The structure of the argument against innate principles is very simple and can be summed up in three sentences. (1) If, in fact, there are any innate principles, then everyone would assent to them. (2) But there are no principles to which everyone assents. (3) Therefore, there are no innate principles. Locke, however, takes a long time making this simple argument because he is meticulous in establishing that there are no principles to which everyone would assent. His proof of this claim takes the form of a dialectic. He formulates a strong nativist position, objects to it, revises the nativist position, objects, and so on until the position left to the nativist is so weak as to be utterly trivial.
Empiricist Theory of Ideas
As an empiricist, Lock believes that all of our knowledge comes from experience. He further holds that all of our knowledge is built from ideas (think of ideas as little building blocks and knowledge as the structures we create out of them). Taking these two commitments together, he concludes that all of knowledge can be accounted for by accounting for the origin of our ideas. Therefore, Book II, which is all about Locke's theory of ideas, is perhaps the most important part of the Essay.
According to Locke there are two and only two sources for all the ideas we have. The first is sensation, and the second is reflection. In sensation, much as the name suggests, we simply turn our senses toward the world and passively receive information in the form of sights, sounds, smells, and touch. In this way, we receive such ideas as "blue," "sweet," and "loud." In reflection, on the other hand, we turn our mind on itself, and, again passively, receive such ideas as "thought," "belief," "doubt," and "will."

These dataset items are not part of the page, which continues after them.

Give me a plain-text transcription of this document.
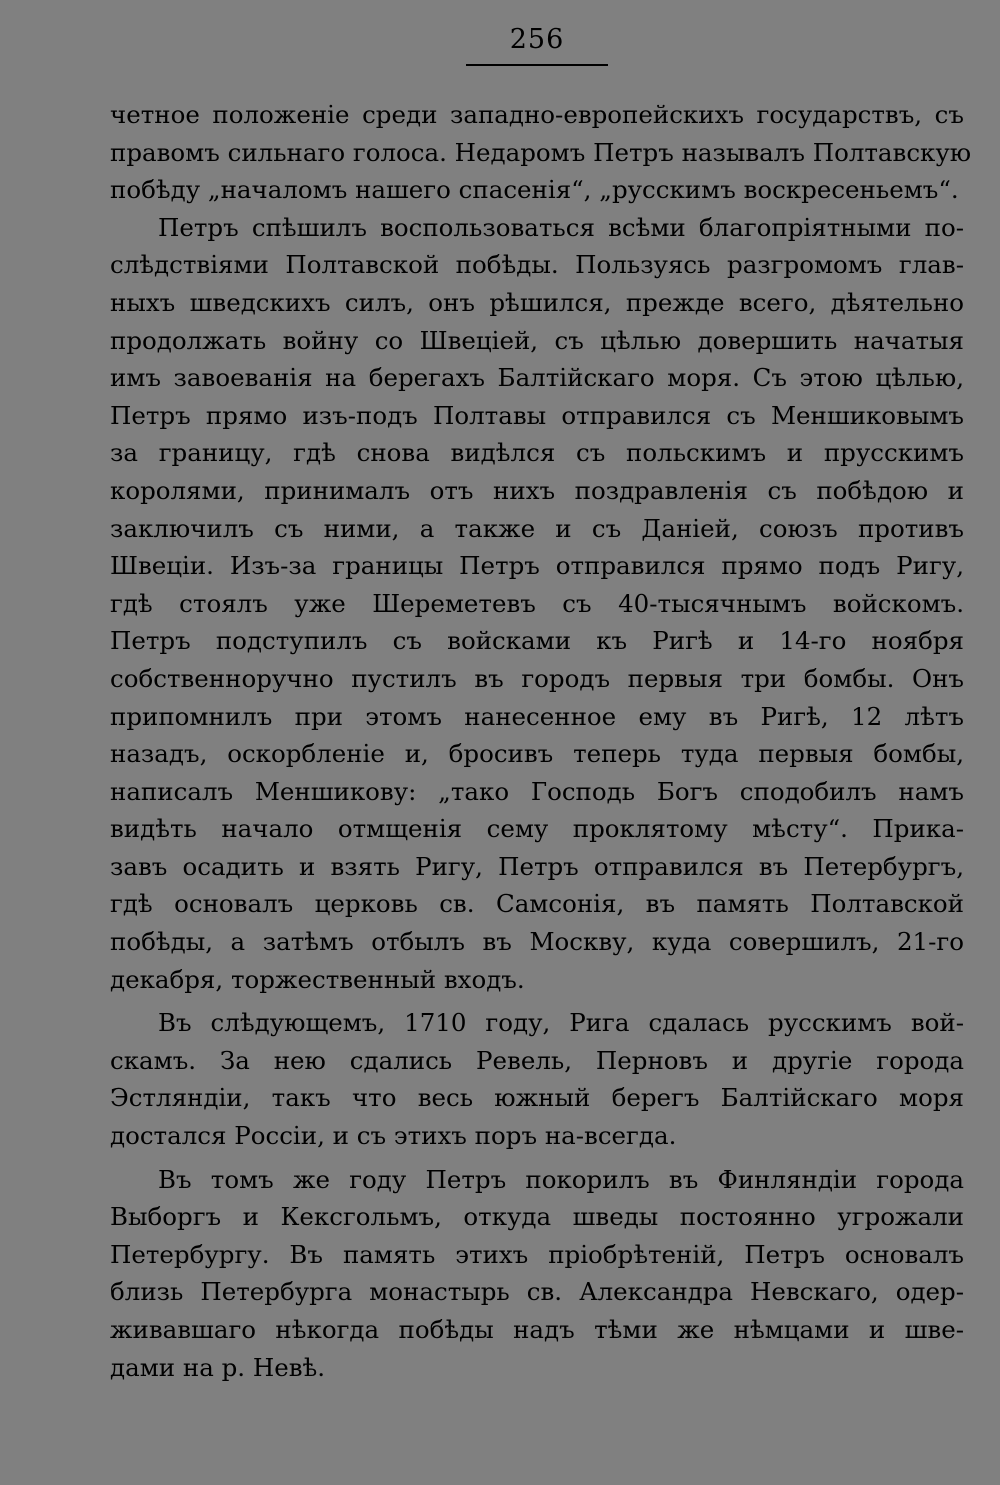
256
четное положеніе среди западно-европейскихъ государствъ, съ
правомъ сильнаго голоса. Недаромъ Петръ называлъ Полтавскую
побѣду „началомъ нашего спасенія“, „русскимъ воскресеньемъ“.
Петръ спѣшилъ воспользоваться всѣми благопріятными по-
слѣдствіями Полтавской побѣды. Пользуясь разгромомъ глав-
ныхъ шведскихъ силъ, онъ рѣшился, прежде всего, дѣятельно
продолжать войну со Швеціей, съ цѣлью довершить начатыя
имъ завоеванія на берегахъ Балтійскаго моря. Съ этою цѣлью,
Петръ прямо изъ-подъ Полтавы отправился съ Меншиковымъ
за границу, гдѣ снова видѣлся съ польскимъ и прусскимъ
королями, принималъ отъ нихъ поздравленія съ побѣдою и
заключилъ съ ними, а также и съ Даніей, союзъ противъ
Швеціи. Изъ-за границы Петръ отправился прямо подъ Ригу,
гдѣ стоялъ уже Шереметевъ съ 40-тысячнымъ войскомъ.
Петръ подступилъ съ войсками къ Ригѣ и 14-го ноября
собственноручно пустилъ въ городъ первыя три бомбы. Онъ
припомнилъ при этомъ нанесенное ему въ Ригѣ, 12 лѣтъ
назадъ, оскорбленіе и, бросивъ теперь туда первыя бомбы,
написалъ Меншикову: „тако Господь Богъ сподобилъ намъ
видѣть начало отмщенія сему проклятому мѣсту“. Прика-
завъ осадить и взять Ригу, Петръ отправился въ Петербургъ,
гдѣ основалъ церковь св. Самсонія, въ память Полтавской
побѣды, а затѣмъ отбылъ въ Москву, куда совершилъ, 21-го
декабря, торжественный входъ.
Въ слѣдующемъ, 1710 году, Рига сдалась русскимъ вой-
скамъ. За нею сдались Ревель, Перновъ и другіе города
Эстляндіи, такъ что весь южный берегъ Балтійскаго моря
достался Россіи, и съ этихъ поръ на-всегда.
Въ томъ же году Петръ покорилъ въ Финляндіи города
Выборгъ и Кексгольмъ, откуда шведы постоянно угрожали
Петербургу. Въ память этихъ пріобрѣтеній, Петръ основалъ
близь Петербурга монастырь св. Александра Невскаго, одер-
живавшаго нѣкогда побѣды надъ тѣми же нѣмцами и шве-
дами на р. Невѣ.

Perhaps the most important issue regarding Locke's theory of ideas is the question of what role an idea is supposed to play in the act of perception. According to the way most people understand Locke, the idea is actually the object of perception. A tree in the external world causes an idea, and this idea, not the tree itself, is what I perceive. This might seem very strange; it is natural to assume that when I have a perception of a tree the object of my perception is the tree. Nonetheless, the majority of philosophers have taken Locke to be saying just this, and there is much evidence to support them. This view of ideas, called the veil of perception because it posits a veil of ideas between us and the world, is still held by many contemporary philosophers of mind.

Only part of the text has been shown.